To the best of our knowledge, this study of PID patients with functional B-cell defects was the first to evaluate ACE2 receptor blocking activity after three doses of the SARS-CoV-2 mRNA vaccine in patients with PID. Based on results showing low ACE2 blocking activity after two SARS-CoV-2 mRNA vaccine doses, immunity after two doses appears to be poor or transient. In the current cohort, most patients had an increase in ACE2 blocking activity, with the most significant change seen in patients with SAD or hypogammaglobulinemia. Median ACE2 blocking activity for this subgroup increased from 2% after two COVID-19 vaccine doses to 94.5% after three doses. In the CVID group, in which B-cell dysfunction was more severe, median ACE2 blocking activity after three COVID-19 doses was 79%. These results show improvement and emphasize the recommendation for three doses of SARS-CoV-2 mRNA vaccines in patients with primary immunodeficiencies. Although improvement was seen in patients with functional B-cell defects, it is unclear whether such improvement is enough to protect against infection from COVID-19 and how long this ACE2 receptor blocking activity will be sustained. Many patients remain unprotected, and other therapies should also be considered. Emerging treatments such as SARS-CoV-2 monoclonal antibody, which has recently received US Food and Drug Administration emergency use authorization for preexposure prevention of COVID-19, may be another avenue to protect this high-risk group.

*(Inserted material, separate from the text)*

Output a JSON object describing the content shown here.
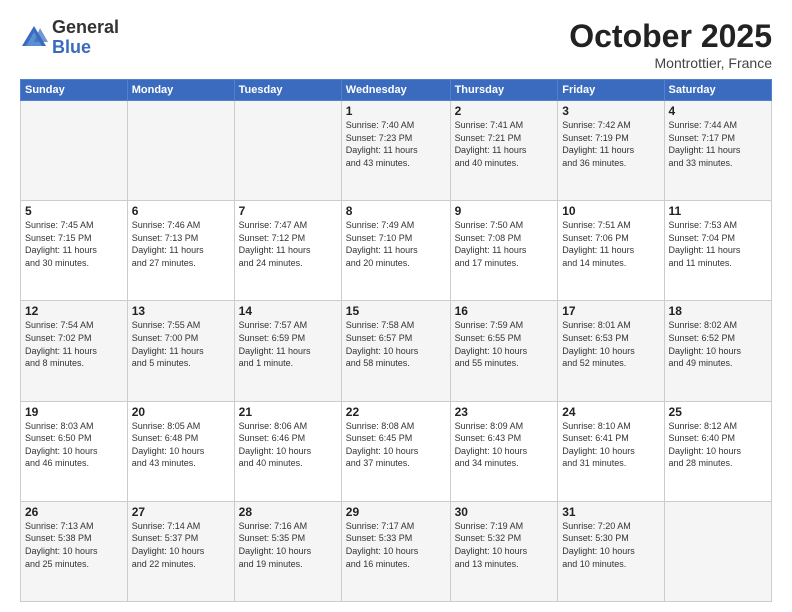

This study had several limitations, including the relatively small size of the cohort and the lack of healthy controls. The study population was also predominantly female and older (median age, 60.9 years). We chose a threshold of ACE2 receptor blocking activity of 50% and greater for a positive result for this report, but further studies are needed to establish reference ranges that denote protection. Testing was also performed a median of 4.8 weeks after the third dose. We plan to monitor SARS-CoV-2 ACE2 receptor blocking activity longitudinally to assess the durability of this response. Nevertheless, this small study suggests that a third dose of SARS-CoV-2 mRNA vaccines seems to be beneficial in PID patients with CVID, SAD, or hypogammaglobulinemia, and emphasizes the importance of testing the function of these antibodies in this patient population.